Sete anos depois de se estrear com Caderno de Memórias Coloniais, livro em que infância, poder, desejo e violência se conjugam em pequenos episódios, Isabela Figueiredo publica aos 53 anos o seu primeiro romance. A protagonista de A Gorda fala na primeira pessoa e tem um nome: chama-se Maria Luísa. É uma personagem tão genuína, tão inteira que não duvidamos tratar-se de uma pessoa. A forma como se expõe é como um pneu a deformar a cintura literária. É alguém que aparece, e que nos diz coisas tão cândidas e desarmantes como: “Digo a verdade por me custar desperdiçar a sua extrema pureza.”

Não é comer é ter fome

Estava um lindo sol de Inverno quando Isabela apareceu em Cacilhas, no largo em frente ao embarcadouro. Vinha com o rosto pintalgado, marcas de uma operação para tirar os sinais da cara. Não quer ser entrevistada no exterior, a luz fere-lhe a vista. Avançamos por uma rua onde abundam esplanadas. Da Cacilhas operária restam as fachadas: mantém-se o pequeno comércio, mas de cara lavada e ao gosto turístico. Fazemos várias tentativas, mas somos barrados: esta estalagem é só para hóspedes, este bar de petiscos está ainda limpezas, só abre ao fim da tarde. Pedimos licença para entrar num café e Isabela, depois de se sentar, troca de lugar: a luz vinda da porta continua a feri-la.

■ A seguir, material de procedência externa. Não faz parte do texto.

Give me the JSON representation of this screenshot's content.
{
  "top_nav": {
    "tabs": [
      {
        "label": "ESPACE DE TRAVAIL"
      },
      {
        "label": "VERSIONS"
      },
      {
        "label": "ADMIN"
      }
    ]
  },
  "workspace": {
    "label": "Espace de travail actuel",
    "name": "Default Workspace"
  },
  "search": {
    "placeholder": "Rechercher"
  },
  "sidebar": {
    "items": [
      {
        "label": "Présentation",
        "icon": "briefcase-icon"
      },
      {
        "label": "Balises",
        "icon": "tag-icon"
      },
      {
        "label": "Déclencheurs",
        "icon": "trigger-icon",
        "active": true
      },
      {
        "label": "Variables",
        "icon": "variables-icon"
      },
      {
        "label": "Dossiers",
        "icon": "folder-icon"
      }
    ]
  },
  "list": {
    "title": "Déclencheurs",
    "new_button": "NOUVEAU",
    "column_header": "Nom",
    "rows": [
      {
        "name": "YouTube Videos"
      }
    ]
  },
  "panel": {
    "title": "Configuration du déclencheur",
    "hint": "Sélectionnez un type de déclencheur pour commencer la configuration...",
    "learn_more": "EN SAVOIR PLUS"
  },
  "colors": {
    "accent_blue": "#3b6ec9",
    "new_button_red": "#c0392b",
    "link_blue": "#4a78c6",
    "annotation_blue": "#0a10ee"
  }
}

“Perdi a visão central num olho. Tenho alguma visão periférica, mas, se fechar este olho, não te vejo. Contudo, consigo ver algumas coisas que estão à roda de ti. Se focar aquele balcão, não vejo aquele balcão. Contudo, consigo ver as luzes em cima. Tenho uma degenerescência macular causada por descolamento de retina. Tudo aquilo que quero ver não vejo, só vejo aquilo que não quero ver. Só vejo o que é periférico.”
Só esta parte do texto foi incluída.